Wij bezochten hem dezen zomer, en aanstonds waren wij overtuigd van de rustelooze werkzaamheid van den vruchtbaren schilder.
De lente- en zomerglans schitterde nu op zijne schilderijen.
Ter aanstaande driejaarlijksche toogfeeste van Brussel, zult ge een prachtig stuk kunnen bewonderen: 't is een bootje op de Leie, die ten boorde vol staat; twee mannen werken aan kariën, om palingen te vangen; de stralen eener milde Februarizon schijnen door de naakte takken van vier wilgen, die zelfste wilgen die langst de Leie staan, niet verre van 't huis van Claus, die zelfste wilgen, wier hoofdsieraad hij nooit en laat afkappen. Een eenvoudig hoekske, niet waar? Maar zijt zeker dat ge deze schilderij tusschen alle andere zult zien uitsteken.

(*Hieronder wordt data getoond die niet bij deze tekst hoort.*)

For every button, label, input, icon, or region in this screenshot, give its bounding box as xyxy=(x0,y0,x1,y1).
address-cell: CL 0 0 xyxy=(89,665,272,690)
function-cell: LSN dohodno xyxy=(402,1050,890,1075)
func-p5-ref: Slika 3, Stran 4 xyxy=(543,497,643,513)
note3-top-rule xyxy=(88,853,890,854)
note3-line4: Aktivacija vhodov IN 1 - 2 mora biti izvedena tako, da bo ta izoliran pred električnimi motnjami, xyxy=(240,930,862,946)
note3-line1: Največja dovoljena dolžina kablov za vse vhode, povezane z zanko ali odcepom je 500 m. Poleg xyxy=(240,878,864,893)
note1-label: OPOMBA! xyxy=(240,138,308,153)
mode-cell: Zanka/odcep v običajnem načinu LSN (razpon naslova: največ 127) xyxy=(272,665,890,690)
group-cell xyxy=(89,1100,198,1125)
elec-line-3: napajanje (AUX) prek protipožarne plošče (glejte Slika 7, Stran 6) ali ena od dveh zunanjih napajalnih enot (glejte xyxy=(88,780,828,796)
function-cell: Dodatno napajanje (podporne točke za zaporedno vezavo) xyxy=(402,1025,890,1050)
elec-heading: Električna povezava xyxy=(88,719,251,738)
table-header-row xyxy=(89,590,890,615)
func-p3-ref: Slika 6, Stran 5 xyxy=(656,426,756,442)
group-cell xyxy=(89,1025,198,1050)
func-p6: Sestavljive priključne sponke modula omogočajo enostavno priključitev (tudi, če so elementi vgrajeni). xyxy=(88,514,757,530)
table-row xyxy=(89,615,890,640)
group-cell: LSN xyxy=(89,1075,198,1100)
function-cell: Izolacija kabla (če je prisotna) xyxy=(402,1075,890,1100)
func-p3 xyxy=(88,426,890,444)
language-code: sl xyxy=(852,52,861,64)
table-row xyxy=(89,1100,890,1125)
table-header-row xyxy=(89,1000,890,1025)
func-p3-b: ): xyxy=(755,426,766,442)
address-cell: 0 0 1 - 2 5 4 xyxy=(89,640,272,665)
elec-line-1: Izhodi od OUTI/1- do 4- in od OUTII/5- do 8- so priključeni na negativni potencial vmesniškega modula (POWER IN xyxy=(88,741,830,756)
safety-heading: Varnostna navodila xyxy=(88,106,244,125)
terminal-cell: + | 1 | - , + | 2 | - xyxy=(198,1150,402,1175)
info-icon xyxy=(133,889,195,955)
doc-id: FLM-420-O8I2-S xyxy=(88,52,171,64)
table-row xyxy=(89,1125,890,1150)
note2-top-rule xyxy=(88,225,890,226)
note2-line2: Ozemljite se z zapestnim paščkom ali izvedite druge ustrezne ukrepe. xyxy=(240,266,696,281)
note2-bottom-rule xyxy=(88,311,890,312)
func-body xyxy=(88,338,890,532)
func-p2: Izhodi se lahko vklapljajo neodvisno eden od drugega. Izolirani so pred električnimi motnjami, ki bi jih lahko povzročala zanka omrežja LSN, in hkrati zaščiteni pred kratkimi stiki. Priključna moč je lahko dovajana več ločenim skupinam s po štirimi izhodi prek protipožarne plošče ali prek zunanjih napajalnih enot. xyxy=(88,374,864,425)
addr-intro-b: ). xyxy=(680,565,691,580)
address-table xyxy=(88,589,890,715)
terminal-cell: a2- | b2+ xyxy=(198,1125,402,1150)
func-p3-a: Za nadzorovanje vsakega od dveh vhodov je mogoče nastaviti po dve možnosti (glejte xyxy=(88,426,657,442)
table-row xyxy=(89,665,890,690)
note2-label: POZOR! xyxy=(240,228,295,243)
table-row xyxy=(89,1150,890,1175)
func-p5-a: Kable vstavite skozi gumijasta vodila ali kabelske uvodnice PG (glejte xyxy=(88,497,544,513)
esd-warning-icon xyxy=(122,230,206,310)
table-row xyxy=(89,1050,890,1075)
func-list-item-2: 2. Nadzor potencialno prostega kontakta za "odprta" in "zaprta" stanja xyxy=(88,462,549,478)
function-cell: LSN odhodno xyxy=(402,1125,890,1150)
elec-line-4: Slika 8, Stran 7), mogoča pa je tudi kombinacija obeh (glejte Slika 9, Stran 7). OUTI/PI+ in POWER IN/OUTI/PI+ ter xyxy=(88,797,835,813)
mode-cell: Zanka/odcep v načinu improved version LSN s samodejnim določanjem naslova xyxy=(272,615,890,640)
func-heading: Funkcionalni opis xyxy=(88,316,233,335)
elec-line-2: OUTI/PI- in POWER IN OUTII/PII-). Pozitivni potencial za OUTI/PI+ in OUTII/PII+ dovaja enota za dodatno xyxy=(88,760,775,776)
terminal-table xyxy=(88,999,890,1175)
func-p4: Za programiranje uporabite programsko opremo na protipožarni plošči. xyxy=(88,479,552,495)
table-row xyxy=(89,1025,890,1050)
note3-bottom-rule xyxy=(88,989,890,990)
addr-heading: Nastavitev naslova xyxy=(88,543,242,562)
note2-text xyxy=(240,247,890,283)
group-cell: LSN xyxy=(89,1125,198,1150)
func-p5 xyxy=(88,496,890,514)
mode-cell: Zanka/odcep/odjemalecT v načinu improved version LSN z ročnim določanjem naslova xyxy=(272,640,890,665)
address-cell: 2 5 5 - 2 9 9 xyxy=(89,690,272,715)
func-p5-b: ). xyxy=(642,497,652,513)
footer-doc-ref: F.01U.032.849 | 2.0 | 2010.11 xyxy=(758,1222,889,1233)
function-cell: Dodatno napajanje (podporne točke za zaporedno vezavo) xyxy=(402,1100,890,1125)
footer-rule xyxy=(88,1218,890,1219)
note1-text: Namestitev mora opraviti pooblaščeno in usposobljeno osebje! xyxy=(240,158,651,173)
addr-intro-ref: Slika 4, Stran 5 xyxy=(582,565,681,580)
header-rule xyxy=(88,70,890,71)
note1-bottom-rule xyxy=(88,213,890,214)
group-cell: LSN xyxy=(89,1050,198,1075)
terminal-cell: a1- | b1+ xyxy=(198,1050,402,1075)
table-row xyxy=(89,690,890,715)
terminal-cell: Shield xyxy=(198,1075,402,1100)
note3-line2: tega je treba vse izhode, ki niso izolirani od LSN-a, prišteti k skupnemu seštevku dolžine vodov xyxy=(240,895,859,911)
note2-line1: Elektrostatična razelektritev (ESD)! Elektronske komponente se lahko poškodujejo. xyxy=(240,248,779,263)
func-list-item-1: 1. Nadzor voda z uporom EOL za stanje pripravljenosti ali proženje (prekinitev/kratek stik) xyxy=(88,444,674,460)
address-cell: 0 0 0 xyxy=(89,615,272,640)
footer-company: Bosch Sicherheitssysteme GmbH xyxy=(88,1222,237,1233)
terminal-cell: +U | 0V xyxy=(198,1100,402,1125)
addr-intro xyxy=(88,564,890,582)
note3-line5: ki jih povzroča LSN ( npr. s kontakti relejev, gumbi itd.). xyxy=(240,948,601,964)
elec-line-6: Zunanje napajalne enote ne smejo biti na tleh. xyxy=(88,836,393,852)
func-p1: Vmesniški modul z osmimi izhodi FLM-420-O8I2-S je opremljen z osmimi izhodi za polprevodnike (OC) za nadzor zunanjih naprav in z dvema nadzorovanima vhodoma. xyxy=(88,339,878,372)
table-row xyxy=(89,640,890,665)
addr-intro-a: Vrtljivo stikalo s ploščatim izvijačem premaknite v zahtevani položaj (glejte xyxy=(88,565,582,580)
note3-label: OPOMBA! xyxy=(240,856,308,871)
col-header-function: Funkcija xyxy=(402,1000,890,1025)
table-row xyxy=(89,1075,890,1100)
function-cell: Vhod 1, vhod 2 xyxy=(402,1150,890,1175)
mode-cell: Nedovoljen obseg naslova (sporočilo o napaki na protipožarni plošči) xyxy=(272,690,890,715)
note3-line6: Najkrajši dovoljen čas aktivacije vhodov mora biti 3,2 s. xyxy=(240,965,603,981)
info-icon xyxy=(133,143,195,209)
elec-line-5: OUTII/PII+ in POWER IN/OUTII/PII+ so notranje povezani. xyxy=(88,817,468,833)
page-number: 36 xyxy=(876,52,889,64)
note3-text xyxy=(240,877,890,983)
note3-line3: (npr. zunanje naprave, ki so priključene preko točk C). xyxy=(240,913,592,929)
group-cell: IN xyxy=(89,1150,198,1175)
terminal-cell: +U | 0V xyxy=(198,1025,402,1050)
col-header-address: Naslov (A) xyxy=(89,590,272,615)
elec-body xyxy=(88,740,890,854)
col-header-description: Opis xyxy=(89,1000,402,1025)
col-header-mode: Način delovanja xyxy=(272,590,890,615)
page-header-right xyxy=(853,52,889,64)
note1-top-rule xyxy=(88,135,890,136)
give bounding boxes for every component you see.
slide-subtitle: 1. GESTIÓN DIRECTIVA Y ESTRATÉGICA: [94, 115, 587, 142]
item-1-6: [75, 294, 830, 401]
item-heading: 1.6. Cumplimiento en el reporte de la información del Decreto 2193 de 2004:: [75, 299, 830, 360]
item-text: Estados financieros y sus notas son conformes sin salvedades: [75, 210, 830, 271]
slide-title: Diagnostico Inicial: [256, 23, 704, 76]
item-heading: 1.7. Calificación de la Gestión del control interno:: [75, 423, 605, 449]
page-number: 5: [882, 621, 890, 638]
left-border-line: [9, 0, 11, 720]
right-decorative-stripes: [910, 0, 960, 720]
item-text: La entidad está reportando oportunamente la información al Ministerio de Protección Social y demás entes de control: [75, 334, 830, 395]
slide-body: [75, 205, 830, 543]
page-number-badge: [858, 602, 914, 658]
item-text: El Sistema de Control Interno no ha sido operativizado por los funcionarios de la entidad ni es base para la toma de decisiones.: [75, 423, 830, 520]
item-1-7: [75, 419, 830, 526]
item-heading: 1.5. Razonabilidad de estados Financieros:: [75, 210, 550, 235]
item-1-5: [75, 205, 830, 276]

Uren lang zoudt ge mijmeren op een smal meerschelken, tusschen een koornstuk en een aardappelveld. Tenden, zwarte boomen. In den doomenden, geheemnisvollen zomermorgen, eene deerne die eene koe vasthoudt...
En de casteeldreve van Leerne?
Ziet ge de zonnestralen door de takken kletteren en den overschaduwden weg met trillende, huppelende lichtpeerlen bestrooien? En die koeien daar, die naar de weide gaan, hoe natuurlijk, hoe dom-gemoedelijk kijkend en stappen ze niet in de dreve, met heur diep, geheemenisvol verschiet?
Na het Lof, den dag der eerste heilige Nuttinge te Machelen, 't huis van Claus, gezien van op de Leie, de bloeiende boomen van zijnen hof, in lente- en zomerzonneglans gebaad, vertoonen den zelfsten rijkdom van kleuren, het zelfste glimmend spel van licht en lucht.
***
In de werkplaats van Claus prijkt nu zijn veel besproken Beetenoest in Vlanderen.
't Was den eersten keer dat wij de voldoening hadden, dit heerlijk stuk te bewonderen en te genieten.